The lawsuit claims the company, Clearview AI, is acting out of pure greed and is violating Illinois law.

Clearview AI collects social media pictures and videos for a growing database sold to law enforcement agencies across the country.

“The reports are over three billion pictures, 50 million more getting added every day,” said attorney Mike Kanovitz. “That’s a criminal dossier on a scale that no one in this country has ever seen before.”

He hopes to stop the mass collection of data from Facebook, YouTube and various other websites. Kanovitz claims it’s a violation of civil rights and of Illinois law, which has privacy protections in place on biometric data.

“What we take issue with is the existence of the database and their access to it,” Kanovitz said. “The database should be expunged like any record of someone who is innocent and in that respect, they shouldn’t be using it.”

Earlier this year, Chicago police entered into a two-year contract to use Clearview AI’s technology to compare a suspect’s photograph against public source information.

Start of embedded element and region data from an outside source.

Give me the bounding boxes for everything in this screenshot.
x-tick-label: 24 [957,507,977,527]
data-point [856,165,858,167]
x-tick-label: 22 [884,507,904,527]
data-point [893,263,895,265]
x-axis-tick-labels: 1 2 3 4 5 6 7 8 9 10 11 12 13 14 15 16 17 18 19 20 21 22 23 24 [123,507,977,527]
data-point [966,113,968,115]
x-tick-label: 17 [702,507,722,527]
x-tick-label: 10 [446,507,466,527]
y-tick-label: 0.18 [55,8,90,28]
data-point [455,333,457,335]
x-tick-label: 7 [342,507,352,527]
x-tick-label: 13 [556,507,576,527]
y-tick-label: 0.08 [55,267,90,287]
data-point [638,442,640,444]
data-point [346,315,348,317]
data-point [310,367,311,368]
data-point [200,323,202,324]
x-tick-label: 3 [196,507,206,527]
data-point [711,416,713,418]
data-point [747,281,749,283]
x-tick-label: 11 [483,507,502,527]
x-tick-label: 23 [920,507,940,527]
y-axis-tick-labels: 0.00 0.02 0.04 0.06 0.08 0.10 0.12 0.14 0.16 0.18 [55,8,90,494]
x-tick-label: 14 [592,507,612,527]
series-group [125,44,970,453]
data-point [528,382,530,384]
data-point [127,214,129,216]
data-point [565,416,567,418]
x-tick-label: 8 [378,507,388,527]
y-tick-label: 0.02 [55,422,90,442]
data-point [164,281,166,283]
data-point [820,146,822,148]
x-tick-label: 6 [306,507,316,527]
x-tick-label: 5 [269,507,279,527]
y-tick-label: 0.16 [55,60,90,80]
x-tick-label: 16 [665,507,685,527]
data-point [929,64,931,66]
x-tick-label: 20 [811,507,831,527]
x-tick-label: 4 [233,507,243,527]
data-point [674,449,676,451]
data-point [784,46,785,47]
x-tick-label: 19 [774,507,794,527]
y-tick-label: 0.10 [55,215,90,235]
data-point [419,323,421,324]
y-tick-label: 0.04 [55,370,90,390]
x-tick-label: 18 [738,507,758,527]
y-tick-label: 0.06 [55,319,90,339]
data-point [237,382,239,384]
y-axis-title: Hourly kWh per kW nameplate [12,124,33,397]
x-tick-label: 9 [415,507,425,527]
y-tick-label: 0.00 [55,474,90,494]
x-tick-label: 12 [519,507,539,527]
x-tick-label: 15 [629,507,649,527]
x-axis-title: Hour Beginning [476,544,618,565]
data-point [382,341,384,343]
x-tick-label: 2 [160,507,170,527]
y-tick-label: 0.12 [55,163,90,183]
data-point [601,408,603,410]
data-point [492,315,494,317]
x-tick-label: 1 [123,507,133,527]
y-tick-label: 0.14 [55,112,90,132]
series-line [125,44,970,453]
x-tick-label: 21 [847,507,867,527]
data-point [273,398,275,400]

“We do not use either technique without a predicate crime, we do not crowd search, we do not violate people’s first amendment rights,” CPD interim superintendant Charlie Beck said. “We strictly use these processes to solves crimes that have been reported where we have evidence that gives us a person’s face, but not identity.”

Kanovitz disagrees to an extent.

“Translating that, I think what they’re saying is ‘we are not at this particular time,’” Kanovitz said. “‘We are not using our powerful computers to watch you as you walk down the street and identify you that way,’”

A coalition of 75 organizations, including the ACLU of Illinois, are calling for a ban on facial recognition technology in Chicago. The claim it’s racist and can produce false positives.

WGN reached out to Clearview AI for comment, but have not heard back yet. On its website, it says it only uses public information. It’s a search, not surveillance and is in full compliance with the law.